I think that what really sparked off gamers was the timing of their announcement. You don't announce the sequel until at least 2 months after the first was released. What happened was that most l4d players were already finding bugs and incomplete areas of the game, and then they were given the idea that valve was going to leave them in the un-finished beta-sludge until they buy l4d2. With valve's already high standard with tf2, they had just created a community of pansies and then slightly ticked them off. I mean, look at the whole hat saga. In WoW you don't get what you're looking for easily. Between the retard-checks and ninja-looters, many WoW players wait years to get what they wanted. Valve followers are spoiled, and take genius for granted.
...and WoW has systematically destroyed lives with its time consuming grind fests, "the more you play the better you are" gameplay mechanics. People have lost jobs and ruined their education and/or relationships by playing that game.

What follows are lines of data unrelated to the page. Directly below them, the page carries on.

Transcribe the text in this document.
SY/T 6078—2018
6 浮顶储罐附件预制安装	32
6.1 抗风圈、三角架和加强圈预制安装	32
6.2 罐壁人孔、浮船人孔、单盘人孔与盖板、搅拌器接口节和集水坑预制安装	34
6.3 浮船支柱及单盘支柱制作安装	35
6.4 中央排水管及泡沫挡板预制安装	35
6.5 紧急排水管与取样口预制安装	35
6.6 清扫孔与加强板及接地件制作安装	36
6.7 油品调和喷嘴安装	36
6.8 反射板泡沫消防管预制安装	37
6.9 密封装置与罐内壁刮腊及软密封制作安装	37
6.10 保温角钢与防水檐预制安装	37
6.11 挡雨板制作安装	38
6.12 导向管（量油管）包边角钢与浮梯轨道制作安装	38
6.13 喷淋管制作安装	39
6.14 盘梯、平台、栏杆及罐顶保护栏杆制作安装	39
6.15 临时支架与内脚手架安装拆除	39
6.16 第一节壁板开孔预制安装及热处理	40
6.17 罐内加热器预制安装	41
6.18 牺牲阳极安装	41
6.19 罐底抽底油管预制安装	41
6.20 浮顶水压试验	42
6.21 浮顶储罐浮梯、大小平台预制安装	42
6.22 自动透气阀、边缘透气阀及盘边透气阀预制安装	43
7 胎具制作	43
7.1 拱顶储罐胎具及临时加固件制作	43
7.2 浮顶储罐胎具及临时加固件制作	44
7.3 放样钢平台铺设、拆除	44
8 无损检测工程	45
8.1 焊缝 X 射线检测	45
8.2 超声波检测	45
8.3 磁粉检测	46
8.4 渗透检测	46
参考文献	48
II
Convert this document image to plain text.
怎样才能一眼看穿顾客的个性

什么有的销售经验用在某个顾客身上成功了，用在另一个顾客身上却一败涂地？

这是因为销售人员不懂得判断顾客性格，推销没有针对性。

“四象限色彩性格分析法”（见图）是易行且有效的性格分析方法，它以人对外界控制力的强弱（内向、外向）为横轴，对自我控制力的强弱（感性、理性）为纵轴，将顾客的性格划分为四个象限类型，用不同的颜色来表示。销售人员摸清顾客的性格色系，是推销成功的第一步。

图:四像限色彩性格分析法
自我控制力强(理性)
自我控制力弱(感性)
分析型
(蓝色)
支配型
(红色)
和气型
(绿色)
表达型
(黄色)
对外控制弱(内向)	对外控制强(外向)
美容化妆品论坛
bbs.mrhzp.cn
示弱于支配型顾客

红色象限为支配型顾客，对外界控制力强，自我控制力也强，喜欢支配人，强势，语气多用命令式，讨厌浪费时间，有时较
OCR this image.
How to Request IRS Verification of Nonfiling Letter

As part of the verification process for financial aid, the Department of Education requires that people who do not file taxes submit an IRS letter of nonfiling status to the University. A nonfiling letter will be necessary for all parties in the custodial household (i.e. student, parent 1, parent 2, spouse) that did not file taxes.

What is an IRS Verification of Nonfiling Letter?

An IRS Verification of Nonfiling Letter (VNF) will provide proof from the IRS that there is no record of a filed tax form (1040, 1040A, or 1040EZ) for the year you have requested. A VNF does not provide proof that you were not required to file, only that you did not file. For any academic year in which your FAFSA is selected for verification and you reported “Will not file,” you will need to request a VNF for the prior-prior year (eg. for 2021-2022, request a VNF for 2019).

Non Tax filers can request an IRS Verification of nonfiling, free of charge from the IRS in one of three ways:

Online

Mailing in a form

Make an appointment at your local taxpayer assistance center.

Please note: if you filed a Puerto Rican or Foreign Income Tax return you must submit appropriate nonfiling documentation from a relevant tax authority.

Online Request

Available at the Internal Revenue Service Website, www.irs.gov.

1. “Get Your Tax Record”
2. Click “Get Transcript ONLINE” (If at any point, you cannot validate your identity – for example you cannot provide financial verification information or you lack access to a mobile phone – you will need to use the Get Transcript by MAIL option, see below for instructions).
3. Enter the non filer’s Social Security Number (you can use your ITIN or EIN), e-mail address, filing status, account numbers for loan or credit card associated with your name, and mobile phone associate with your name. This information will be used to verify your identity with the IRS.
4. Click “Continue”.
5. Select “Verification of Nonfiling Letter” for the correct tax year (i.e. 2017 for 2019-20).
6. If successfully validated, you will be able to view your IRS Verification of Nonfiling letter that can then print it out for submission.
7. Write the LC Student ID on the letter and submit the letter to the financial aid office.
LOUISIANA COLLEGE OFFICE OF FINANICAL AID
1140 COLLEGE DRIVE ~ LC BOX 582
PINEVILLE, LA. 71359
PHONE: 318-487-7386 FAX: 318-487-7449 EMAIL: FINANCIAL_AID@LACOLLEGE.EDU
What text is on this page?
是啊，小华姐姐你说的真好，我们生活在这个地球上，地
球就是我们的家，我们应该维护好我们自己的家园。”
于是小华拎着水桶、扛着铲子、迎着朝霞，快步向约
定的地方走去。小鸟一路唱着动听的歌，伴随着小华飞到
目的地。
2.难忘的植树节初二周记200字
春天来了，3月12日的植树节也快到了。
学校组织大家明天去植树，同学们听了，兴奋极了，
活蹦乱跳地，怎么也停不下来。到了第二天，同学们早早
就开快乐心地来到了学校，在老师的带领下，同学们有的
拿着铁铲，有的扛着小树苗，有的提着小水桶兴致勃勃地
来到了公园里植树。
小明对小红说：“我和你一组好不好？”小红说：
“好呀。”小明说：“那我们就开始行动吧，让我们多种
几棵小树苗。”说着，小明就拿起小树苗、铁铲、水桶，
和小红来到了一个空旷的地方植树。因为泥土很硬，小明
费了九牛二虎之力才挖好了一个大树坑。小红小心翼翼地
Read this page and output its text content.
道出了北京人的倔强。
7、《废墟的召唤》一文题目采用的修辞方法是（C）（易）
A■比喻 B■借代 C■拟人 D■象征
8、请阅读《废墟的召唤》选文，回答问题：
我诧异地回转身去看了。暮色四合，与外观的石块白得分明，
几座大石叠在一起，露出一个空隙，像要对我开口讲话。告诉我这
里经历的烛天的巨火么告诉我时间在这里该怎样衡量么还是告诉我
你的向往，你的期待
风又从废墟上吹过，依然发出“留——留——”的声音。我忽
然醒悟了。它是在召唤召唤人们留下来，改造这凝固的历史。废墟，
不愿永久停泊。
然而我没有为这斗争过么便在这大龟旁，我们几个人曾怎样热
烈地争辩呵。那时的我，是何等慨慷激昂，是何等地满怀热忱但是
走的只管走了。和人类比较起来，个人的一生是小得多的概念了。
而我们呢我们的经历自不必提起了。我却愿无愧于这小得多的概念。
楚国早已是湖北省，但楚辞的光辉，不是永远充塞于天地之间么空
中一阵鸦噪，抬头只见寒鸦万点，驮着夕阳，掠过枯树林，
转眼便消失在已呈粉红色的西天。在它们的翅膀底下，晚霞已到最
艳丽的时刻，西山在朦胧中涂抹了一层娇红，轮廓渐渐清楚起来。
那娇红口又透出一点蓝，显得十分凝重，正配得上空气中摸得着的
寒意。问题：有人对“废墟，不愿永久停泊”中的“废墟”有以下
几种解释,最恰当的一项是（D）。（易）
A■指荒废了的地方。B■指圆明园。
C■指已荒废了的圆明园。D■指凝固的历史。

I've witnessed it first hand with both of my younger brothers. One was an A* student due to go to Cambridge (The most prestigious University in the UK) to do a Chemistry degree, then he got hooked on WoW and got rejected last minute when his grades took a plumit. The other has just been kicked out of College. WoW has even been indirectly linked to 2 deaths.
I would hardly say that Valve made a bad move by making things reasonably achievable for this very reason. I certainly wouldn't go as far as to call them spoiled. It's like justifying poverty as a decent standard of living because people still manage to somehow exist that low. Those guys have as much right to protest their horrific living conditions as much as the boycotters have a right to protest the release of L4D2 and the mis-marketed support of its predecessor.